В этом «вечном круговороте» идей, сюжетов и персонажей в каждую эпоху литераторы ставят свои акценты, сохраняя общую основу — так вершится таинственная связь времен. «О, связь времен! О, токи просвещения!» (24. 150) — восклицает булгаковский Рассказчик в повести о Мольере, упоминая о заимствованиях у французского драматурга в русской литературе. Так, юный А. Пушкин в целом стремился к подражанию Поклену (Мольеру), грибоедовский Чацкий похож на мольеровского Альцеста — Мизантропа (24. 152), а финал пьесы «Горе от ума» практически дословно повторяет финал «Мизантропа». Во многих странах мира будут сочинять подражания пьесам Мольера и писать переделки его пьес на протяжении трехсот лет, — эти факты, приведенные в булгаковской повести о великом французе, важны для определения позиции писателя в споре литературных критиков рубежа XIX—XX вв. по вопросу границ и, соответственно, актуальности типического в литературном творчестве, т. к. только существованием вневременных констант в человеческой природе, изображаемой в мольеровских пьесах, можно объяснить их неувядаемость.

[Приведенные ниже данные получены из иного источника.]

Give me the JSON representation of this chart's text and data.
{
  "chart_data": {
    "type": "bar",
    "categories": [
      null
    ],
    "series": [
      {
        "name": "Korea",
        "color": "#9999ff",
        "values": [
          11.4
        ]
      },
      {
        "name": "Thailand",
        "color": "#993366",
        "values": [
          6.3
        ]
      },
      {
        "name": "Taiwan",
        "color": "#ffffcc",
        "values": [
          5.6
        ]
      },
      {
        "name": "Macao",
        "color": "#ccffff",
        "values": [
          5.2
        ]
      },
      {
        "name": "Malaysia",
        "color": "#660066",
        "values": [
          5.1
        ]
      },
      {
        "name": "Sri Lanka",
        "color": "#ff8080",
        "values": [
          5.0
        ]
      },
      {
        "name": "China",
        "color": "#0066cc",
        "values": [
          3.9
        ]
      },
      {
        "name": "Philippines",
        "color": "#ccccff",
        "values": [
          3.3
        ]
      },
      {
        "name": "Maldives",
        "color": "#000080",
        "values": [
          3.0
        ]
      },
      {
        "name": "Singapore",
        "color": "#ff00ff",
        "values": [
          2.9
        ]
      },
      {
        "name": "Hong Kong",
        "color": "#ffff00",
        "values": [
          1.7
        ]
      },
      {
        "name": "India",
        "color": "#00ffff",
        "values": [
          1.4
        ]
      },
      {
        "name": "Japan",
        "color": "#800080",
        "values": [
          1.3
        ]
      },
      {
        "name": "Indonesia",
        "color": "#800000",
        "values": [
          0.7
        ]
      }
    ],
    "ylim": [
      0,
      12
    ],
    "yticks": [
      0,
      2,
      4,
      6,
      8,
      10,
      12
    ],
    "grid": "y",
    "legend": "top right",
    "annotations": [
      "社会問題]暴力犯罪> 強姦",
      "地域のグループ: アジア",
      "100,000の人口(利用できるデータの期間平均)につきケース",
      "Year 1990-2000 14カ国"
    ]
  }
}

Интересно, что среди знатоков романтизма рубежа XIX—XX вв. по этому вопросу не было единого мнения. Читавший в начале XX в. на высших женских курсах в Москве лекции по истории немецкой литературы А.А. Шахов настаивал на историзме реальных типов, становящихся объектом внимания и отображения в литературе романтизма, т. е. отказывал им в универсализме. Относиться ко всем персонажам романтических произведений «с одинаковыми требованиями, искать во всех них ответа на одни и те же вопросы по меньшей мере странно», — утверждал А. Шахов, — «Чем дальше подвигаемся мы на историческом пути, тем более удаляются для нас Гомер и Дант, Шекспир и Мольер; мы живем уже другими интересами, нас волнуют уже другие вопросы. Потому-то оценка литературного произведения при его изучении должна быть как можно более объективна. На поэта прошедших веков мы должны смотреть с точки зрения его столетия и его современников»95.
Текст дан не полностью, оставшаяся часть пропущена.